Alongside the depth camera used for Windows Hello, the top border of the Surface Book’s display also houses a traditional 5-megapixel snapper. Picture quality and audio quality (provided by a pair of microphones on the front and back) are wholly usable for video calling and basic imaging needs. The rear-facing snapper packs a larger 8-megapixel sensor too and produces noticeably sharper imagery as well as offering up Full HD video recording functionality.
As much as we shy away from advocating mobile photography using a tablet, particularly one as sizeable as the Surface Book, the interface is impressively rich, with a level of manual control that is only now trickling through to the flagship smartphones of the Android world.
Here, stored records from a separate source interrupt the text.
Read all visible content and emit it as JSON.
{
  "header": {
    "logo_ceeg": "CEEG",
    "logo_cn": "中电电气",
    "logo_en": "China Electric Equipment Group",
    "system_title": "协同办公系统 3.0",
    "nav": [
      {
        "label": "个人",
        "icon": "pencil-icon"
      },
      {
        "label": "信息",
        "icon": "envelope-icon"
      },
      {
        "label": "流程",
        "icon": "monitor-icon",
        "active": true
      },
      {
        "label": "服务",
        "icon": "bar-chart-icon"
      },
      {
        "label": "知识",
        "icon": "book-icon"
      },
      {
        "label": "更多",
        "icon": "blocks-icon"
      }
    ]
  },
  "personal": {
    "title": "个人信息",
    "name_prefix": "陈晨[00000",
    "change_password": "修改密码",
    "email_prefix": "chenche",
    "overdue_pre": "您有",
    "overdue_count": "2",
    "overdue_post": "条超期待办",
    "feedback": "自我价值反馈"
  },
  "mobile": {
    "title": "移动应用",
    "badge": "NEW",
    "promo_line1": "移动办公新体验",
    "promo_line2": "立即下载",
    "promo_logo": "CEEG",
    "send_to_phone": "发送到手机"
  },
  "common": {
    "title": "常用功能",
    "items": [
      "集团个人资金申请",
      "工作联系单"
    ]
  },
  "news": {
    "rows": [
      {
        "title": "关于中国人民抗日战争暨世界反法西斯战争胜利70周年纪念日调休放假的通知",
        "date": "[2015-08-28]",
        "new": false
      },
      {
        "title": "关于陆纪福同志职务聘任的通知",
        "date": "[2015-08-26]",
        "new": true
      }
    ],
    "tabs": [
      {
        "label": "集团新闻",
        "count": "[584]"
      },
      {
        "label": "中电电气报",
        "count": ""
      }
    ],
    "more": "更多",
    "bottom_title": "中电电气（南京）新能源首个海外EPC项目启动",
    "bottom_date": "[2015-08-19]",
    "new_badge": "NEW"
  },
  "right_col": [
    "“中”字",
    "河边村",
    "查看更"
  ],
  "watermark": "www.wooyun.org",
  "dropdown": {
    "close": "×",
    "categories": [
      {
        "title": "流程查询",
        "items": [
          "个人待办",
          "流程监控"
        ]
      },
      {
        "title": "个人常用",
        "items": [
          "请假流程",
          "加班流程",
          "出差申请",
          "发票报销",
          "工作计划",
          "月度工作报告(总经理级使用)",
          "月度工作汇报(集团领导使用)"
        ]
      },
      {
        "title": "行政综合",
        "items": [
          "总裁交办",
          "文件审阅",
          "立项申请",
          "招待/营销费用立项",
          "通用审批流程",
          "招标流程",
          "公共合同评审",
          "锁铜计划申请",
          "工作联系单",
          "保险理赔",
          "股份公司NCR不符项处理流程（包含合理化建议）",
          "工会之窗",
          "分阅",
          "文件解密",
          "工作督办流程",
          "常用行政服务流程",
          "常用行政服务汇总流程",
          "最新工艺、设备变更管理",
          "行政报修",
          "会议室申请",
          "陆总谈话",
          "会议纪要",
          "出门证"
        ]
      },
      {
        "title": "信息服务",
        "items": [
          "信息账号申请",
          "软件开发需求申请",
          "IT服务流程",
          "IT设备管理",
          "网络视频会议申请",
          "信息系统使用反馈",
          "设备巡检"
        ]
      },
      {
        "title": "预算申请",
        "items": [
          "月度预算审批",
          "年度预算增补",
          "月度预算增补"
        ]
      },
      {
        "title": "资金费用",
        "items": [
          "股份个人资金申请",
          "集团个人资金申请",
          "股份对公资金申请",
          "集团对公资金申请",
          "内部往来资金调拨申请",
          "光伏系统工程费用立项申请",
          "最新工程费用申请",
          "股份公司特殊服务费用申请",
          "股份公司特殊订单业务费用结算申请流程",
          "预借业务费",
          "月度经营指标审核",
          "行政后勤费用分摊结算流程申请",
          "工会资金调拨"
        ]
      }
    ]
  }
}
The Surface Book is a valiant first foray into the realm of laptop computing hardware from Microsoft. It’s a decidedly unusual setup that works surprisingly well, with an emphasis on being a laptop first and a tablet second – essentially the reverse of every other Surface device thus far.
By gracing it with top-tier processors, a responsive touchscreen, pen functionality and a versatile design, Microsoft has squarely aimed the Surface Book at the same creative audiences who flock to Apple’s stores to buy the iconic MacBook Pro. For some the Surface Book will undoubtedly be the more appropriate tool for the job, but despite the competency of this device, the biggest challenge it faces is convincing consumers that it’s the better option.
Even with the appealing hardware/software experience Microsoft has struck with the Surface Book, price will be a big sticking point for many as well. The base model starts at £1299, whilst the top-tier Intel i7, 16GB RAM, 512GB storage model with the Nvidia GPU we tested has an asking price of £2249. We loved using the Surface Book, but it faces an uphill battle in order to build its reputation against more established machines in the same space.